Entre susurros reptilianos, las palabras del conjuro empiezan a tomar forma. La misión del conjuro no es otra que la de ocultar a los ojos de quien mire la enorme forma que ocupa la terraza de la ciudad. Si pudieran ver, verían cómo los últimos rayos del sol arrancan de su cuerpo destellos argéntentos, teñidos de rojo gracias a esa magia del amanecer. Verían también cómo el cuerpo repta grácilmente pese a su tamaño y extiende dos alas de un gris metálico que perezosamente empiezan un baile acompasado a modo de calentamiento.
Sin más preámbulos, las alas aumentan la cadencia del batir, el cuerpo se alza del suelo y eleva su masa sobre el edificio, dejándose caer en el patio interior para remontar con grácil maniobra su vuelo, esta vez hacia el cielo, en espiral.
Ante los ojos del dragón, pues ya habría adivinado el casual observador qué mágico ser veía, si pudiera verlo, toma forma la ciudad al atardecer, palideciendo y cambiando sus colores diurnos por aquellos más oscuros y misteriosos de la noche urbana. A un lado se abre inmenso el mar, tranquilo, dejando que el bullicio se pierda entre sus aguas. Al otro las montañas, tachonadas de edificios y construcciones, encierran la ciudad como brazos acunando a un hijo dormido.
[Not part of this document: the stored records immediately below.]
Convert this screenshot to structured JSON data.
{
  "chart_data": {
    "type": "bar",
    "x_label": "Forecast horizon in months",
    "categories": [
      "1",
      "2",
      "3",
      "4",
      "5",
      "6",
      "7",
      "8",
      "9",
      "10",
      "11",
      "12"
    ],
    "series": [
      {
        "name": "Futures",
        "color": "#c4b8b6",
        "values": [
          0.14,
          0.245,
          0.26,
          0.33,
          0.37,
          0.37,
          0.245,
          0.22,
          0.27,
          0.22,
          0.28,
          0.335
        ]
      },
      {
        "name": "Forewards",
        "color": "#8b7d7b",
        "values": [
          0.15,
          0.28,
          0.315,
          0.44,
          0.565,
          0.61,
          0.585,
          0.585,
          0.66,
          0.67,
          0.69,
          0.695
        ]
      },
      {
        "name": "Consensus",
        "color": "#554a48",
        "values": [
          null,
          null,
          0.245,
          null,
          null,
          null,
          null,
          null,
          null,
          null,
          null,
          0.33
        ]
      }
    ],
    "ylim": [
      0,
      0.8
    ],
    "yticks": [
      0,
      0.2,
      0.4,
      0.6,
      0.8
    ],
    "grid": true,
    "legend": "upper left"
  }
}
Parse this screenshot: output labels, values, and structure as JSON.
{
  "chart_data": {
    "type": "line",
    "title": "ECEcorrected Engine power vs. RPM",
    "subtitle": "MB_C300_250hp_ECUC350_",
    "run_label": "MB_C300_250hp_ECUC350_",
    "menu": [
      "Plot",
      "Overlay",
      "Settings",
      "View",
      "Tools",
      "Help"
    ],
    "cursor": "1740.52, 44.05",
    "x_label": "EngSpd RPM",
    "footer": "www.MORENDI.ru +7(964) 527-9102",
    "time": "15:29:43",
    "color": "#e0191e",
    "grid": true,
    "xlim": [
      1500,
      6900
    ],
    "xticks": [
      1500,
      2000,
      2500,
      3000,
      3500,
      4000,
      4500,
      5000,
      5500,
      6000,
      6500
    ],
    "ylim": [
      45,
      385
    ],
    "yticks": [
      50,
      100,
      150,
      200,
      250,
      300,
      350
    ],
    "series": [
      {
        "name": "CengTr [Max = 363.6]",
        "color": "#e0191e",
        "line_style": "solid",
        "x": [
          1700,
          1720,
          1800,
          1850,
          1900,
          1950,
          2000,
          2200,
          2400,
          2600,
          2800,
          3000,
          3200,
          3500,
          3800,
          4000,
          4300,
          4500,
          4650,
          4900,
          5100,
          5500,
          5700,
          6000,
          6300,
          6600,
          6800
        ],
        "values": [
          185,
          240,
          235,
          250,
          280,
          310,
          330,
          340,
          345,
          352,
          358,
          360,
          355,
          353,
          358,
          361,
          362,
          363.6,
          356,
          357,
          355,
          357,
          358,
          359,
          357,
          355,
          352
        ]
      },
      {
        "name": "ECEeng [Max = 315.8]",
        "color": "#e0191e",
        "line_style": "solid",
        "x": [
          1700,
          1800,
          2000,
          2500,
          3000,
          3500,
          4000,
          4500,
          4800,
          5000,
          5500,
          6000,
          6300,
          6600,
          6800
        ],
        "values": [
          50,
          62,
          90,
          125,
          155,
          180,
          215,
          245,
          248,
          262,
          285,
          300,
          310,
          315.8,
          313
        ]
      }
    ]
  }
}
Mientras asciende piensa en cuál será su rumbo esta noche. ¿Hacia el mar, a molestar con su vuelo a los irritables pájaros que esperan estas horas para llenar su buche cerca del puerto, mientras los turistas ahogan las últimas horas de luz con sus fotografías? ¿Más allá de la montaña, para ver cómo se refugian los pocos jabatos que aún pueblan esos montes y a los agricultores, algo alejados ya de la ciudad, que observan con la puesta el trabajo de hoy?
En el horizonte se dibuja una respuesta, divertida y traviesa, que resuelve sus dudas sobre dónde ir hoy. Ve un avión de pasajeros, recién despegado. Decide retarlo a una carrera por los cielos de la que sólo él será consciente. Con vuelo firme se dispone a interceptar el aparato y poco antes de que pase por su lado bate con fuerza las alas y les da fuerzas con un nuevo conjuro para que aumenten su velocidad.
Dando alcance así a la nave, no puede resistirse a mirar por sus pequeñas ventanillas y ve, como no puede ser de otra forma, un sinfín de historias en cada pasajero. Vuela junto a la nave un poco más, en un esfuerzo de mantener su ritmo, hasta que decide que ya es hora de volver. Se despide de la nave con varias piruetas, jugando con el cielo como un niño lo hace en el agua del primer baño de verano.
Desciende suavemente entre risas al balcón del que ha salido y allí, una vez más, vuelve a ser un hombre, hasta la próxima noche que quiera volar.